Even though Endo was at the center of a landmark civil rights case, she avoided the public spotlight and rarely brought up the details of her case with her own children. Her daughter, Terry DeRivera, said she didn’t know her mother had played such a significant role in American history until she was in her 20s, but said she was proud of what her mother did for Japanese Americans.
Like Endo, some Nisei—those born in America to Japanese American immigrant parents—keep their internment experiences to themselves, choosing to look forward, beyond the injustices they survived. Other Nisei are more vocal about their internment experience.

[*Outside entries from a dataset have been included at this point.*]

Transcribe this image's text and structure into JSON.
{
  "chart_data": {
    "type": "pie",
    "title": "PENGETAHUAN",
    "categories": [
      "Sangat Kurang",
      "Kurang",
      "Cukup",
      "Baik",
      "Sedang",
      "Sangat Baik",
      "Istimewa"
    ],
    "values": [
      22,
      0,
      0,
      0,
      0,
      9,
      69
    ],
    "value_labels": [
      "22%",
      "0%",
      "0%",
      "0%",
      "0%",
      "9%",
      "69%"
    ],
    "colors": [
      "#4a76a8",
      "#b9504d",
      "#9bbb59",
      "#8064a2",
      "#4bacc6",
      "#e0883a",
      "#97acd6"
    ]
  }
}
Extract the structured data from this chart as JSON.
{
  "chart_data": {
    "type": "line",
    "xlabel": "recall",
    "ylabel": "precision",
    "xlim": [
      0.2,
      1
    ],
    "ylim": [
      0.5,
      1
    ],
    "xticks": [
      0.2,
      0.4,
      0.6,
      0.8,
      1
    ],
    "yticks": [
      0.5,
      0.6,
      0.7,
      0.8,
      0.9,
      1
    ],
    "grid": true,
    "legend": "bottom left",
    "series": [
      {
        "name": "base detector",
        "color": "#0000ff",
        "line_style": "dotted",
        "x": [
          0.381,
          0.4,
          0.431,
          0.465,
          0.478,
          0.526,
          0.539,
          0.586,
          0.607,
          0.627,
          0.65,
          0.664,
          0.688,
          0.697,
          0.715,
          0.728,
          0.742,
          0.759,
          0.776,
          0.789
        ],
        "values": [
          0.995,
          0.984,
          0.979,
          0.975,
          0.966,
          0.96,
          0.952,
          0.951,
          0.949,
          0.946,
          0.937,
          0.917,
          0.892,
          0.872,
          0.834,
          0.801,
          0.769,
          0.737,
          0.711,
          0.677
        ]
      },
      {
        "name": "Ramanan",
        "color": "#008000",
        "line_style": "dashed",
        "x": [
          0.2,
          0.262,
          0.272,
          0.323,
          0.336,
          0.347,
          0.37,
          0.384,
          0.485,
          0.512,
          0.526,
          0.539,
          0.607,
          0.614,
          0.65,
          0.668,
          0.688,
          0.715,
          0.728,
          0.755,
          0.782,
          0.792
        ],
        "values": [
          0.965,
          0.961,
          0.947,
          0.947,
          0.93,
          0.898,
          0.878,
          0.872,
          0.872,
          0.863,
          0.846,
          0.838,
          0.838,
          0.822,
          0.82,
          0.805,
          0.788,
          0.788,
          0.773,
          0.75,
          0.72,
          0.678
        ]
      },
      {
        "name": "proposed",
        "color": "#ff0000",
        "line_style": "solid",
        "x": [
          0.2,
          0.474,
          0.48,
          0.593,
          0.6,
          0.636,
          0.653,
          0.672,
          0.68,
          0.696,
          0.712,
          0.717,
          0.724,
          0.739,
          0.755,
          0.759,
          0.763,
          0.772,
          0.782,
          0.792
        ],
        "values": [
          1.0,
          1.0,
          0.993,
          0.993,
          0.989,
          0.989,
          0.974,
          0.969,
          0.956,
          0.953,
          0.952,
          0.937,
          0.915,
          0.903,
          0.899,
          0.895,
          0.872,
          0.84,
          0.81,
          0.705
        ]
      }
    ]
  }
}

Fred Korematsu, for example, who challenged internment in the Supreme Court, ultimately was awarded the Medal of Freedom by President Clinton in 1998. Carrying on his legacy, his daughter founded the Fred T. Korematsu Institute, whose mission is to educate and advance racial equality, social justice and human rights for all.
Move To Japan
Regardless of his United States citizenship and military service in World War I, Joseph Yoshisuke Kurihara was forced into the Manzanar internment camp when World War II began. During the nearly four years he was there and at Tule Lake segregation camp, Kurihara became a controversial and outspoken leader of Japanese American resistance. So angered by the way his government had mistreated him, Kurihara renounced his U.S. citizenship when President Roosevelt signed the Renunciation Act of 1944. The following year, Kurihara boarded a ship for Japan—only to be met by a country devastated by war, poverty and homelessness. Today many remember Kurihara as a civil rights hero, who despite the personal cost, chose Renunciation in his pursuit of justice.
Formal Apology
In 1988—more than 40 years after the camps close—the US government issues a formal apology for the relocation of 120,000 Japanese-American residents to internment camps. The government also grants $1.6 billion in reparations to all survivors of Japanese American internment camps, which is about $20,000 to each internee. In recording their experiences, many survivors of the camps say that money doesn’t erase the injustice of Japanese American internment camps. Can you empathize with Japanese Americans who feel this way after they were denied their civil liberties and forced to make choices under duress?